Efendim malumunuz bugün önemli bir gün. "21 Aralık Dünya Tüm Kırtasiyeleri Kapatıp Doç. Dr. Oetker'e Bir Tarafla Gülme Günü". Biliyorum bilgisayarınızın başında "Bu ne saçmalıyor yine yahu?" diye sorular soruyor, "Yok artık Lebron James'in deve desenli bale pabuçları!" diye şaşkın tepkiler veriyorsunuz; ama gerçek bu. Vallahi de bu. Billahi de bu.

Tüm günümü A. Ayrancı mahallesinde kırtasiye arayarak geçirdim. Ne kadar kırtasiye varsa hepsini üçer kez dolaştım ve hiçbiri açık değildi. Hiç bana bayramdı, şuydu, buydu, sular kesikti, yoğurt yemişti vs. muhabbetleri açmayın. Bayramda EŞŞEK tane nöbetçi eczane var, bir tane nöbetçi kırtasiye yok. Niye efendim? ha? HA? Niye? Eczacılar insan değil mi? Onlar da istemiyor mu büyüklerini ziyaret etmek, ellerini öpmek, büyükleri onlara şeker ve çikolata verirken mutlu aile tablosu çizerek bilimum reklamlara malzeme olmak? İstemez olurlar mı? Çok istiyorlar. Ama sabahtan akşama kadar vitaminsizlikten yakınan 30 yaşındaki kadınlara "Centrum"un çileklisinin bulunmadığını izah etmek zorundalar.

Hayır efendim. Bu haksızlıktır, kalleşliktir "hıncallıktır, uluçluktur."(Eksisozluk, Sayfa Altı). Kabul edilinebilinebilibiligehgehbilinilemez. Hof. Sinirlendim. Bakmayın kusuruma. Öyle tek bir çatı altında toplanmış, ana fikri destekleyen paragraflarla donanmış fantastik bir yazı yazamadım; ancak bu ülke içimizde kalan şeyleri söyleyemediğimiz için böyle oldu. Evet evet, bir kişi bile çıkıp da "kardeşim tuvaletleri alafranga yapmaya kasıyorsunuz da alaturka daha hijnyenik!" demediği için hergün binlerce insanlarla popomuzu paylaşıyoruz. Kimse çıkıp "kardeşim köpeğinin (çok affedersiniz) dışkısını temizlesene!" demediği için her gün yüzlerce kişi "Iyyy, boka bastım..." deyip ayağını sürüye sürüye yürüyor.

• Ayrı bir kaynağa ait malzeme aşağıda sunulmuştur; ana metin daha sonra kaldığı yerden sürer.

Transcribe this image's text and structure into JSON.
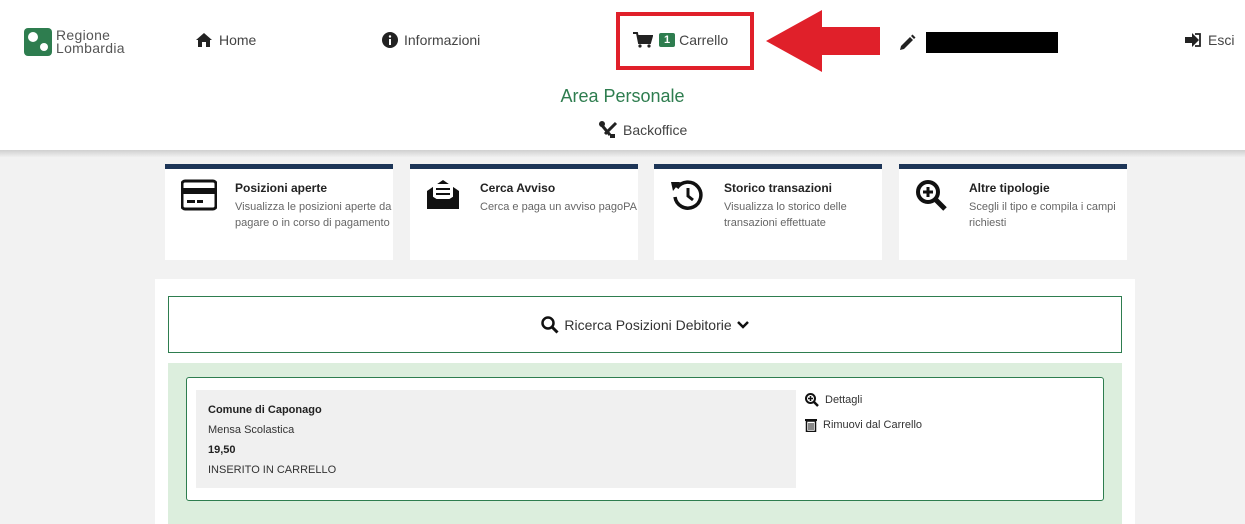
{
  "brand": {
    "line1": "Regione",
    "line2": "Lombardia"
  },
  "nav": {
    "home": "Home",
    "info": "Informazioni",
    "cart_count": "1",
    "cart": "Carrello",
    "logout": "Esci"
  },
  "header": {
    "title": "Area Personale",
    "backoffice": "Backoffice"
  },
  "cards": [
    {
      "title": "Posizioni aperte",
      "desc": "Visualizza le posizioni aperte da pagare o in corso di pagamento"
    },
    {
      "title": "Cerca Avviso",
      "desc": "Cerca e paga un avviso pagoPA"
    },
    {
      "title": "Storico transazioni",
      "desc": "Visualizza lo storico delle transazioni effettuate"
    },
    {
      "title": "Altre tipologie",
      "desc": "Scegli il tipo e compila i campi richiesti"
    }
  ],
  "search": {
    "label": "Ricerca Posizioni Debitorie"
  },
  "item": {
    "entity": "Comune di Caponago",
    "service": "Mensa Scolastica",
    "amount": "19,50",
    "status": "INSERITO IN CARRELLO",
    "details": "Dettagli",
    "remove": "Rimuovi dal Carrello"
  },
  "colors": {
    "brand_green": "#2e7d4f",
    "highlight_red": "#e0202a",
    "card_border": "#1d3557"
  }
}
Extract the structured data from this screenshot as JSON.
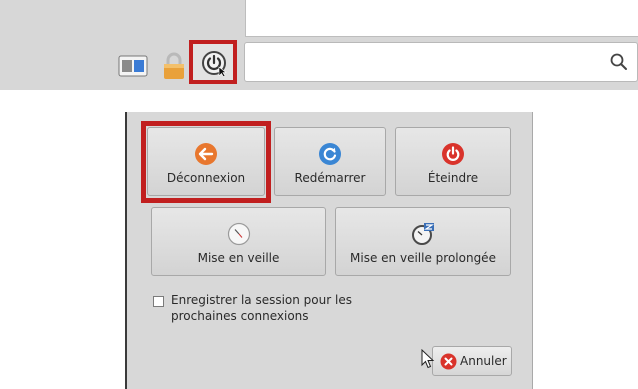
{
  "taskbar": {
    "search": {
      "value": "",
      "placeholder": ""
    }
  },
  "dialog": {
    "buttons": {
      "logout": "Déconnexion",
      "restart": "Redémarrer",
      "shutdown": "Éteindre",
      "sleep": "Mise en veille",
      "hibernate": "Mise en veille prolongée"
    },
    "save_session_label": "Enregistrer la session pour les prochaines connexions",
    "save_session_checked": false,
    "cancel_label": "Annuler"
  },
  "icons": {
    "windows": "windows-switcher-icon",
    "lock": "lock-icon",
    "power": "power-icon",
    "search": "search-icon",
    "logout": "logout-arrow-icon",
    "restart": "restart-icon",
    "shutdown": "shutdown-icon",
    "sleep": "clock-icon",
    "hibernate": "hibernate-icon",
    "cancel": "cancel-icon",
    "cursor": "mouse-cursor-icon"
  },
  "colors": {
    "highlight": "#c11f1f",
    "logout_icon": "#e8772e",
    "restart_icon": "#3a86d4",
    "shutdown_icon": "#d9332b",
    "cancel_icon": "#d9332b"
  }
}
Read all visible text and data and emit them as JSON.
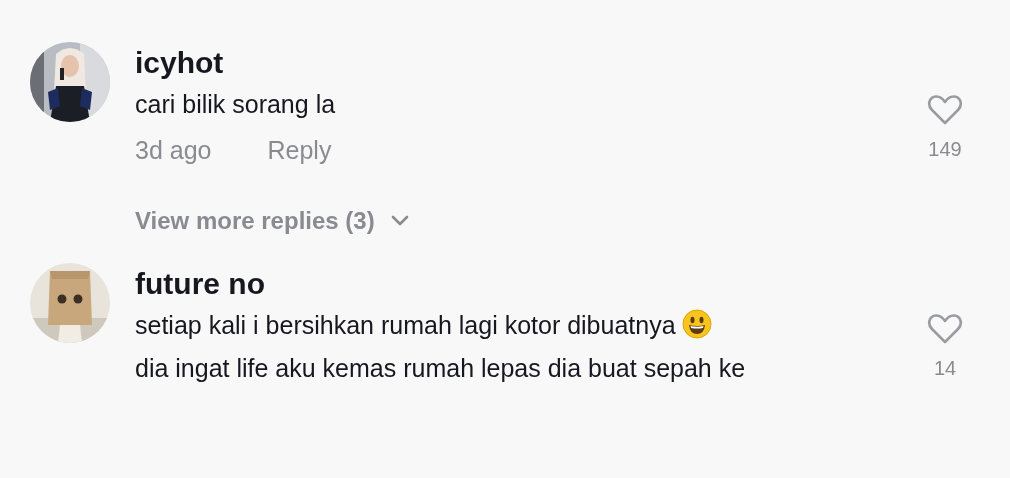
{
  "comments": [
    {
      "username": "icyhot",
      "avatar": {
        "kind": "picture"
      },
      "body": [
        {
          "kind": "text",
          "text": "cari bilik sorang la"
        }
      ],
      "time": "3d ago",
      "reply": "Reply",
      "liked": false,
      "likes": "149",
      "more_replies": "View more replies (3)"
    },
    {
      "username": "future no",
      "avatar": {
        "kind": "picture"
      },
      "body": [
        {
          "kind": "text",
          "text": "setiap kali i bersihkan rumah lagi kotor dibuatnya"
        },
        {
          "kind": "emoji"
        },
        {
          "kind": "text",
          "text": "dia ingat life aku kemas rumah lepas dia buat sepah ke"
        }
      ],
      "liked": false,
      "likes": "14"
    }
  ]
}
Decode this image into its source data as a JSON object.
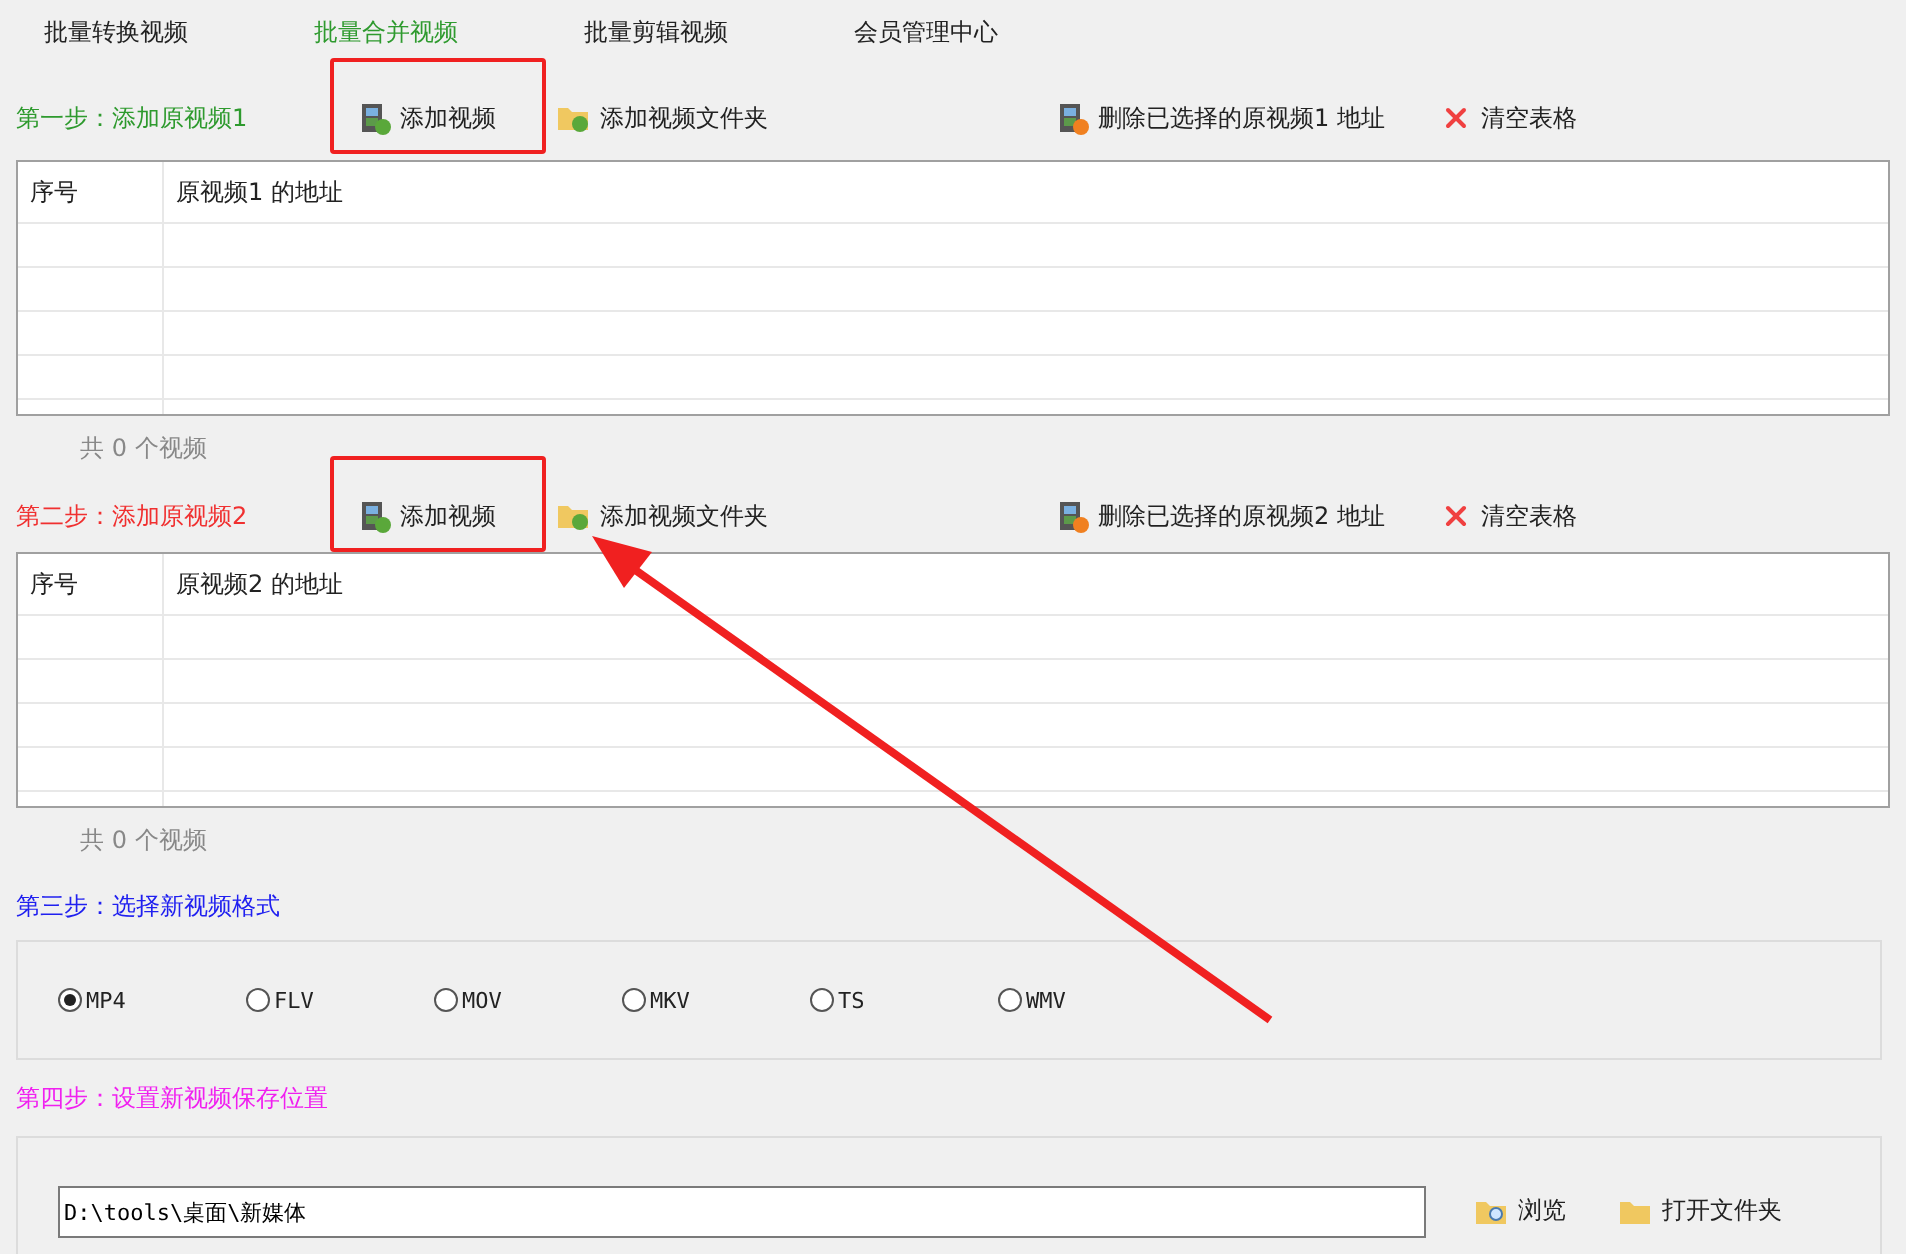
{
  "tabs": [
    {
      "label": "批量转换视频",
      "selected": false
    },
    {
      "label": "批量合并视频",
      "selected": true
    },
    {
      "label": "批量剪辑视频",
      "selected": false
    },
    {
      "label": "会员管理中心",
      "selected": false
    }
  ],
  "steps": [
    {
      "kind": "videos",
      "title": "第一步：添加原视频1",
      "color": "#2e9a2e",
      "buttons": [
        {
          "kind": "add-video",
          "label": "添加视频",
          "highlighted": true
        },
        {
          "kind": "add-folder",
          "label": "添加视频文件夹",
          "highlighted": false
        },
        {
          "kind": "delete",
          "label": "删除已选择的原视频1 地址",
          "highlighted": false
        },
        {
          "kind": "clear",
          "label": "清空表格",
          "highlighted": false
        }
      ],
      "columns": [
        "序号",
        "原视频1 的地址"
      ],
      "count": "共 0 个视频"
    },
    {
      "kind": "videos",
      "title": "第二步：添加原视频2",
      "color": "#f03030",
      "buttons": [
        {
          "kind": "add-video",
          "label": "添加视频",
          "highlighted": true
        },
        {
          "kind": "add-folder",
          "label": "添加视频文件夹",
          "highlighted": false
        },
        {
          "kind": "delete",
          "label": "删除已选择的原视频2 地址",
          "highlighted": false
        },
        {
          "kind": "clear",
          "label": "清空表格",
          "highlighted": false
        }
      ],
      "columns": [
        "序号",
        "原视频2 的地址"
      ],
      "count": "共 0 个视频"
    },
    {
      "kind": "formats",
      "title": "第三步：选择新视频格式",
      "color": "#2020f0",
      "options": [
        {
          "label": "MP4",
          "selected": true
        },
        {
          "label": "FLV",
          "selected": false
        },
        {
          "label": "MOV",
          "selected": false
        },
        {
          "label": "MKV",
          "selected": false
        },
        {
          "label": "TS",
          "selected": false
        },
        {
          "label": "WMV",
          "selected": false
        }
      ]
    },
    {
      "kind": "output",
      "title": "第四步：设置新视频保存位置",
      "color": "#f020f0",
      "path": "D:\\tools\\桌面\\新媒体",
      "buttons": [
        {
          "kind": "browse",
          "label": "浏览"
        },
        {
          "kind": "open-folder",
          "label": "打开文件夹"
        }
      ]
    }
  ]
}
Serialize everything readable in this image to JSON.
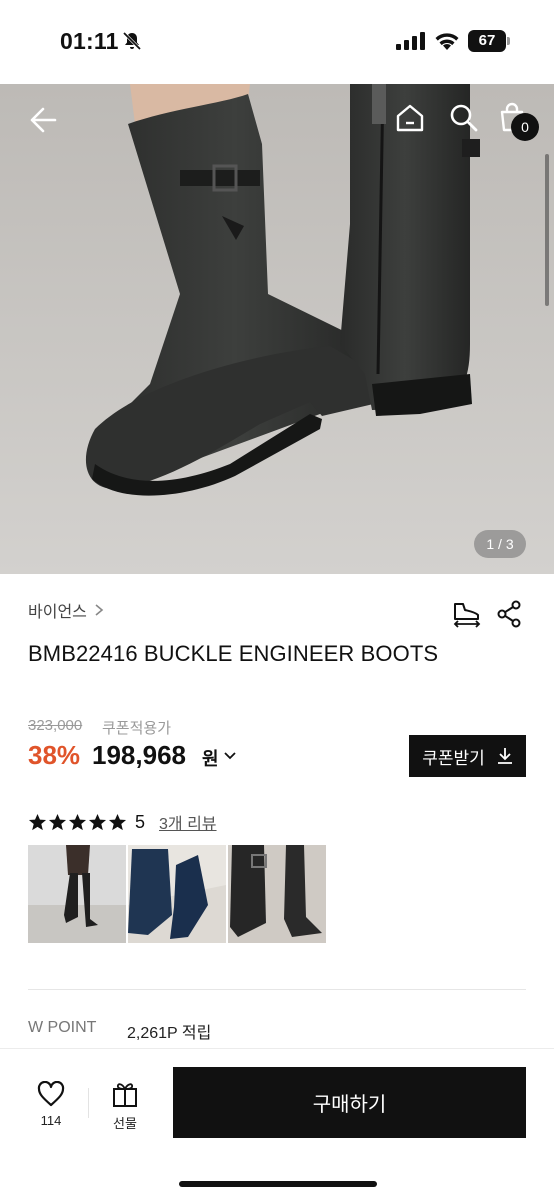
{
  "status_bar": {
    "time": "01:11",
    "battery": "67",
    "icons": [
      "bell-slash-icon",
      "signal-icon",
      "wifi-icon",
      "battery-icon"
    ]
  },
  "hero": {
    "page_indicator": "1 / 3",
    "cart_count": "0",
    "icons": [
      "back-arrow-icon",
      "home-icon",
      "search-icon",
      "shopping-bag-icon"
    ]
  },
  "product": {
    "brand": "바이언스",
    "title": "BMB22416 BUCKLE ENGINEER BOOTS",
    "original_price": "323,000",
    "coupon_note": "쿠폰적용가",
    "discount": "38%",
    "sale_price": "198,968",
    "currency": "원",
    "coupon_button": "쿠폰받기",
    "discount_color": "#e0542a"
  },
  "reviews": {
    "stars": 5,
    "score": "5",
    "link": "3개 리뷰",
    "thumbnails": 3
  },
  "points": {
    "label": "W POINT",
    "value": "2,261P 적립"
  },
  "bottom_bar": {
    "like_count": "114",
    "gift_label": "선물",
    "buy_label": "구매하기"
  }
}
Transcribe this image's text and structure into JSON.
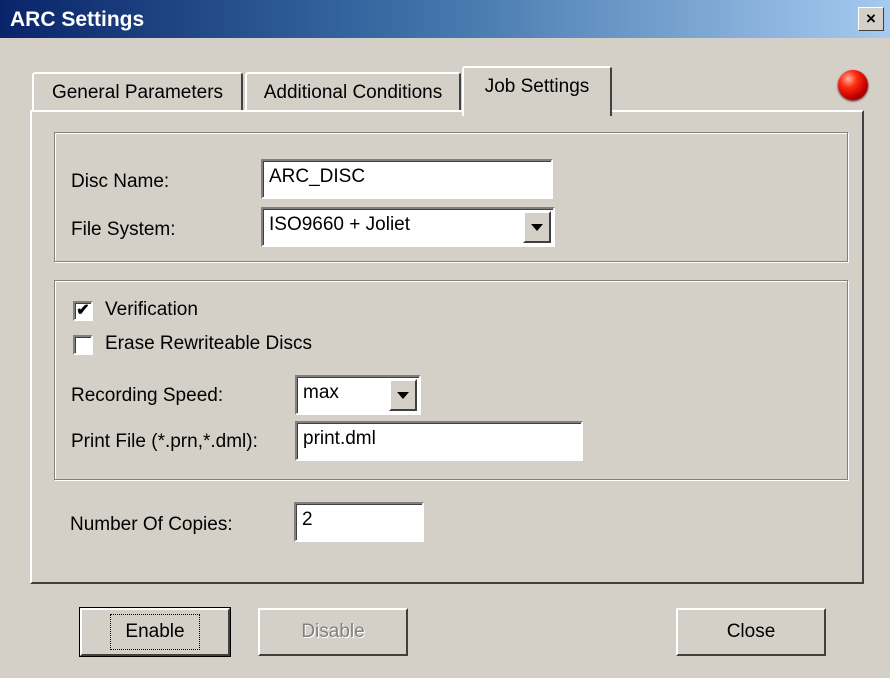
{
  "window": {
    "title": "ARC Settings",
    "close_label": "×"
  },
  "tabs": [
    {
      "label": "General Parameters",
      "active": false
    },
    {
      "label": "Additional Conditions",
      "active": false
    },
    {
      "label": "Job Settings",
      "active": true
    }
  ],
  "status_led": {
    "color": "#e01010",
    "icon": "red-status-led"
  },
  "disc_group": {
    "disc_name_label": "Disc Name:",
    "disc_name_value": "ARC_DISC",
    "file_system_label": "File System:",
    "file_system_value": "ISO9660 + Joliet"
  },
  "options_group": {
    "verification_label": "Verification",
    "verification_checked": true,
    "erase_label": "Erase Rewriteable Discs",
    "erase_checked": false,
    "recording_speed_label": "Recording Speed:",
    "recording_speed_value": "max",
    "print_file_label": "Print File (*.prn,*.dml):",
    "print_file_value": "print.dml"
  },
  "copies": {
    "label": "Number Of Copies:",
    "value": "2"
  },
  "buttons": {
    "enable": "Enable",
    "disable": "Disable",
    "close": "Close"
  }
}
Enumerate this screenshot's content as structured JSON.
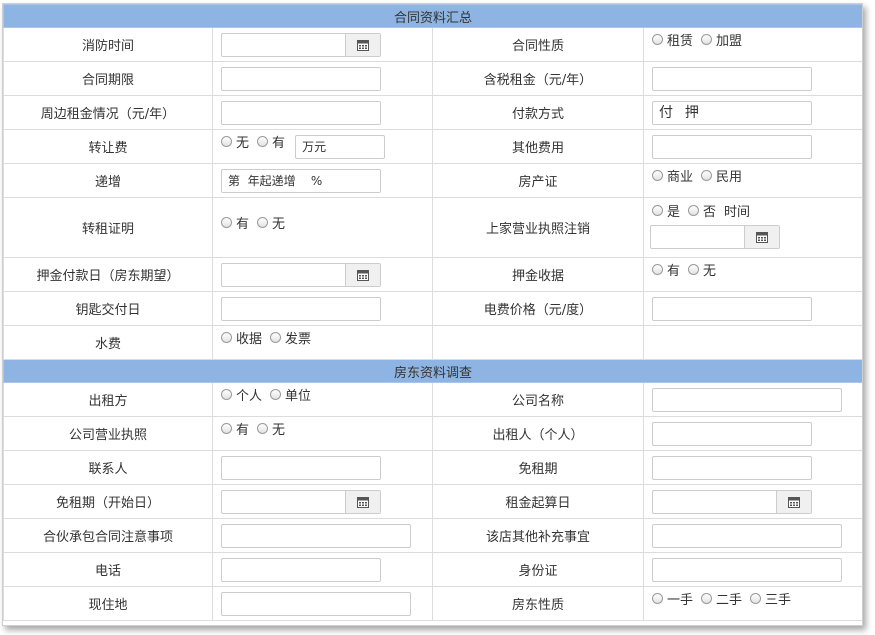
{
  "section1": {
    "title": "合同资料汇总",
    "rows": [
      {
        "l1": "消防时间",
        "l2": "合同性质",
        "o1": "租赁",
        "o2": "加盟"
      },
      {
        "l1": "合同期限",
        "l2": "含税租金（元/年）"
      },
      {
        "l1": "周边租金情况（元/年）",
        "l2": "付款方式",
        "pay_value": "付  押"
      },
      {
        "l1": "转让费",
        "o1": "无",
        "o2": "有",
        "unit": "万元",
        "l2": "其他费用"
      },
      {
        "l1": "递增",
        "inc_value": "第  年起递增    %",
        "l2": "房产证",
        "o3": "商业",
        "o4": "民用"
      },
      {
        "l1": "转租证明",
        "o1": "有",
        "o2": "无",
        "l2": "上家营业执照注销",
        "o3": "是",
        "o4": "否",
        "time": "时间"
      },
      {
        "l1": "押金付款日（房东期望）",
        "l2": "押金收据",
        "o1": "有",
        "o2": "无"
      },
      {
        "l1": "钥匙交付日",
        "l2": "电费价格（元/度）"
      },
      {
        "l1": "水费",
        "o1": "收据",
        "o2": "发票"
      }
    ]
  },
  "section2": {
    "title": "房东资料调查",
    "rows": [
      {
        "l1": "出租方",
        "o1": "个人",
        "o2": "单位",
        "l2": "公司名称"
      },
      {
        "l1": "公司营业执照",
        "o1": "有",
        "o2": "无",
        "l2": "出租人（个人）"
      },
      {
        "l1": "联系人",
        "l2": "免租期"
      },
      {
        "l1": "免租期（开始日）",
        "l2": "租金起算日"
      },
      {
        "l1": "合伙承包合同注意事项",
        "l2": "该店其他补充事宜"
      },
      {
        "l1": "电话",
        "l2": "身份证"
      },
      {
        "l1": "现住地",
        "l2": "房东性质",
        "o1": "一手",
        "o2": "二手",
        "o3": "三手"
      }
    ]
  },
  "icons": {
    "calendar": "calendar-icon",
    "radio": "radio-button"
  }
}
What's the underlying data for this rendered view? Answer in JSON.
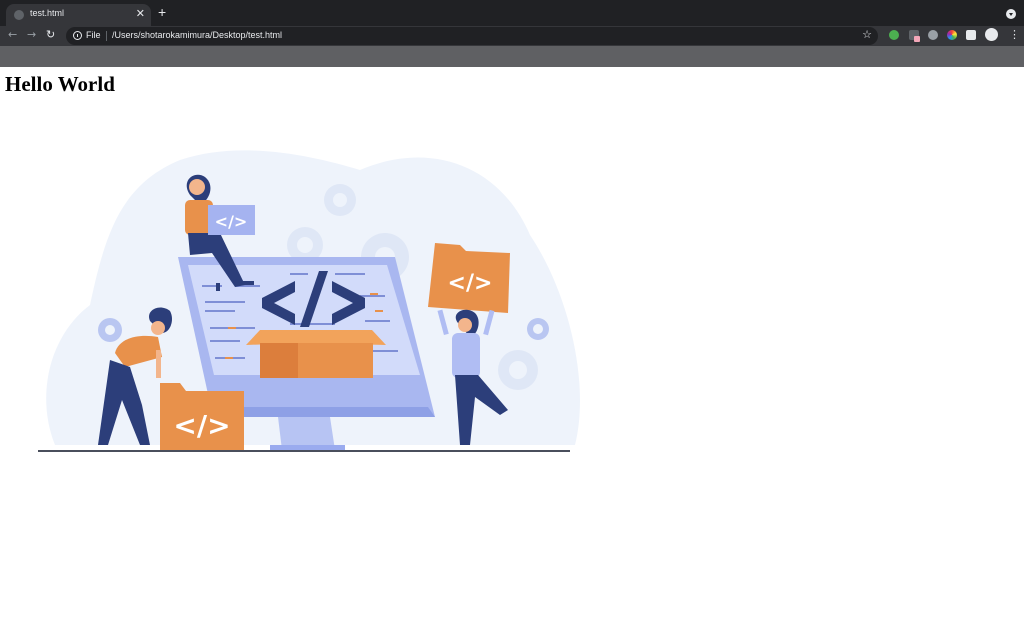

Böyle şeyleri söylemeli dile getirmeliyiz. Netekim yazımı, bununla çok alakalı olarak Kavak Yelleri dizisi 17. bölümünden bir alıntıyla bitirmek istiyorum:

"içinden geleni söyle evlat;
çünkü kalırsa... yazık olur"

Ya işte böyle. Siz şimdi geçin dalganızı; ama bir gün siz de 120 sayfa bastıramadığınızda Doç. Dr. Oetker dediydi dersiniz. Ben giderim, creme olé kalır, obezler beni hatırlasın.

Öptüm mujuxxx.

18 Kasım 2007 Pazar

Katinamın Elinde Vazelin

Efendin merhabalar! Yahu bu Koçak arkadaşımız ne hevesliymiş meğersek yazmaya değil mi? Bir hayırsever elinden tutsa da onu da kardelen yapsa keşke. Böylece 15 yıl sonra o da "Küçük Vazelin"lere girip "ben de kardelendim" diye yorumlarda bulunabilir. Nitekim Törkcell, İş Bonkosu ve daha niceleri kendisini, ailesini ve telif haklarını satın alıp üzerine reklam yapabilir. -Koçak saf çocuktur inanir. Şimdilik iyi gidiyoruz vallahi bir hafta içinde eşşek tane yazı yazılmış. Başank ve Koçak arkadaşlarımız da aramıza teşrif etmiş ve Mr. M. Çağın Kırca beyefendinin yeni yazısının son taslağında olduğu haberlerini aldık. eNTV'deki "Aliş" programına konuk olan sayın M. Çağın Kırca'nın bu yeni yazısıyla ilgili yaptığı röportajı sizler için yazılı hale getirmiş (transcript) bulunmaktayım. Buyrunguz:
(NOT: A = Program Sunucusu , Ç = Mr. M. Çağın Kırca)
A: Merhabalar sevgili izleyenler. Bugün yanımızda son günlerin en çok konuşulan -blog- yazarlarında Mr. M. Çağın Kırca var. [alkış]
Ç: Merhaba...
A: Efendim hemen sorularımıza geçelim. Son günlerin en çok konuşulan -blog- yazarlarından biri olmak nasıl bir duygu?
Ç: Yani. Fazla farklı değil aslında. Hayatım çok fazla değişmedi.
A: Ama ilk yazınız "Kabullenilmemiş Çocuk" çok tuttu. Bunu neye bağlıyorsunuz?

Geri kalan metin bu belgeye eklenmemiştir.